A elles seules, les voitures de tourisme ont signé un déclin de 2,4% et les bus de 6,8%, tandis que les camions se sont distingués par une hausse de 11,7%.
Le numéro un japonais Toyota a connu un mois mitigé, enregistrant une diminution de ses ventes de 6,6%.

Nissan, allié du français Renault, a confirmé le redressement de son activité, qui avait été affectée par la révélation fin septembre d'un scandale relatif à l'inspection de ses véhicules fabriqués et écoulés au Japon. Ses ventes ont ainsi augmenté de 2,4%.

Son partenaire Mitsubishi Motors a quant à lui affiché un bond de 31,2%, définitivement remis en selle après un scandale de falsification des performances énergétiques de plusieurs modèles de mini-voitures.
En revanche, Subaru, qui a récemment avoué avoir manipulé des données, a accusé une chute de près de 40%.

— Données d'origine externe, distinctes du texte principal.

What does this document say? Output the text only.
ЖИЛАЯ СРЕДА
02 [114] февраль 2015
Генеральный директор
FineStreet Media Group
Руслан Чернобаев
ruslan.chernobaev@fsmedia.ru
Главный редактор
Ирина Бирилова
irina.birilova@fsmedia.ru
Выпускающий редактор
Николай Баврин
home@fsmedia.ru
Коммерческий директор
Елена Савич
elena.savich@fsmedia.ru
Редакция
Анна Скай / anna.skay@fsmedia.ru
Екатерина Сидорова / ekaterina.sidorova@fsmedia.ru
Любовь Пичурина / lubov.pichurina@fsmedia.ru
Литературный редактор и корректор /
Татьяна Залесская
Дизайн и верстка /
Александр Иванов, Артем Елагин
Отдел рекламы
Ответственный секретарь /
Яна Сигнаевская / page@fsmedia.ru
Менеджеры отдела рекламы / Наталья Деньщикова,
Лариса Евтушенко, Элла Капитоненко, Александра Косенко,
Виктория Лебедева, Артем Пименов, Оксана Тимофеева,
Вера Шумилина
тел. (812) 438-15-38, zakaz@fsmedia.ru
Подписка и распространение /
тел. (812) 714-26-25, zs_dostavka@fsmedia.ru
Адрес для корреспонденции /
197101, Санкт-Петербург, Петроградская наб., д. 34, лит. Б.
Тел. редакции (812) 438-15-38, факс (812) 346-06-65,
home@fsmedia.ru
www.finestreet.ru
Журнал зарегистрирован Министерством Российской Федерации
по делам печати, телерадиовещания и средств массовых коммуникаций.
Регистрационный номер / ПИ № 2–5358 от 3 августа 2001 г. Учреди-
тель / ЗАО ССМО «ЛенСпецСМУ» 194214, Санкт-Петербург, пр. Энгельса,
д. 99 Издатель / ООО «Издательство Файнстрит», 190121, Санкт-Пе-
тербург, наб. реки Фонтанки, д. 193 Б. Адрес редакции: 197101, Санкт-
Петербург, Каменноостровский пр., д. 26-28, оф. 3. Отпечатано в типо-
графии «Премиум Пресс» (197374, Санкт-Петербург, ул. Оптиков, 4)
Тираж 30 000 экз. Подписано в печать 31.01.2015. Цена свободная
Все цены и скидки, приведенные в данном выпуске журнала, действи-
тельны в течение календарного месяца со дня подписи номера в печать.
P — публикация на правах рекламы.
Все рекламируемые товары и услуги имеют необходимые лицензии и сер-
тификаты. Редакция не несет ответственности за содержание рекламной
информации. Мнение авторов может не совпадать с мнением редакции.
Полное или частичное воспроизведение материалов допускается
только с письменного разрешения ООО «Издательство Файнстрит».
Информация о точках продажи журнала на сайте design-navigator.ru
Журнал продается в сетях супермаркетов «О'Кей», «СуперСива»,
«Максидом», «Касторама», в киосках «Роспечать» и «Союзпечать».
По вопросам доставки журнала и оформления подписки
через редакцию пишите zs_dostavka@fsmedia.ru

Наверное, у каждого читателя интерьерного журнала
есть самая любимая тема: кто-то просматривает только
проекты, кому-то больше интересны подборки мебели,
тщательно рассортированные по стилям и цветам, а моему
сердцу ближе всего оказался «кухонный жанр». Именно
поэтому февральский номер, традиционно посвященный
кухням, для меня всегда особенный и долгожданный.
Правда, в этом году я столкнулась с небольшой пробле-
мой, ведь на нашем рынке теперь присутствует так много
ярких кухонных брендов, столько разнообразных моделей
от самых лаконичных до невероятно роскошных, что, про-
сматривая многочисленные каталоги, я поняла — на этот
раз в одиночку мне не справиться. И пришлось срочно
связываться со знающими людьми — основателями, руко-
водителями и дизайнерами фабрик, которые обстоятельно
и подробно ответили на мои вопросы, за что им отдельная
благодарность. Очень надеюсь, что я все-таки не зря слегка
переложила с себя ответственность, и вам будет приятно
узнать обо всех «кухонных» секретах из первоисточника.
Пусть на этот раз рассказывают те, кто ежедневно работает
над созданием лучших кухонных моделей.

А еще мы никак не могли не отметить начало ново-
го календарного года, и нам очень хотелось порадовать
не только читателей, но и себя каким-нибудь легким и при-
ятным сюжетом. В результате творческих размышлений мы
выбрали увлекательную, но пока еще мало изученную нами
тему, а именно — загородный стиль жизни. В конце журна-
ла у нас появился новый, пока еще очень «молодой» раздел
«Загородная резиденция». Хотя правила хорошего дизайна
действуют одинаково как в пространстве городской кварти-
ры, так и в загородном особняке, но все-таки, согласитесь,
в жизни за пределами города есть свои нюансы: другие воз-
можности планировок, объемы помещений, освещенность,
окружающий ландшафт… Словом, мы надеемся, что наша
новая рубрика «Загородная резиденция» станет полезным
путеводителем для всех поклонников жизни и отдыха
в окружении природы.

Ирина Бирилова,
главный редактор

Sur le marché typiquement japonais des mini-voitures ("kei cars"), dont la cylindrée du moteur est inférieure ou égale à 660 cm3, les ventes ont légèrement augmenté, de 0,6% (à 135.844 unités), d'après des données diffusées séparément par l'association des mini-véhicules.

Ces petites automobiles, appréciées des Japonais pour leur coût très inférieur à celui des voitures classiques, se portent bien depuis le début de l'année après une mauvaise passe liée à des facteurs fiscaux.
Au total en mai, tous gabarits et types de véhicules confondus, les ventes de véhicules neufs ont fléchi de 0,19% à 371.867 unités, après une augmentation de 3,2% en avril.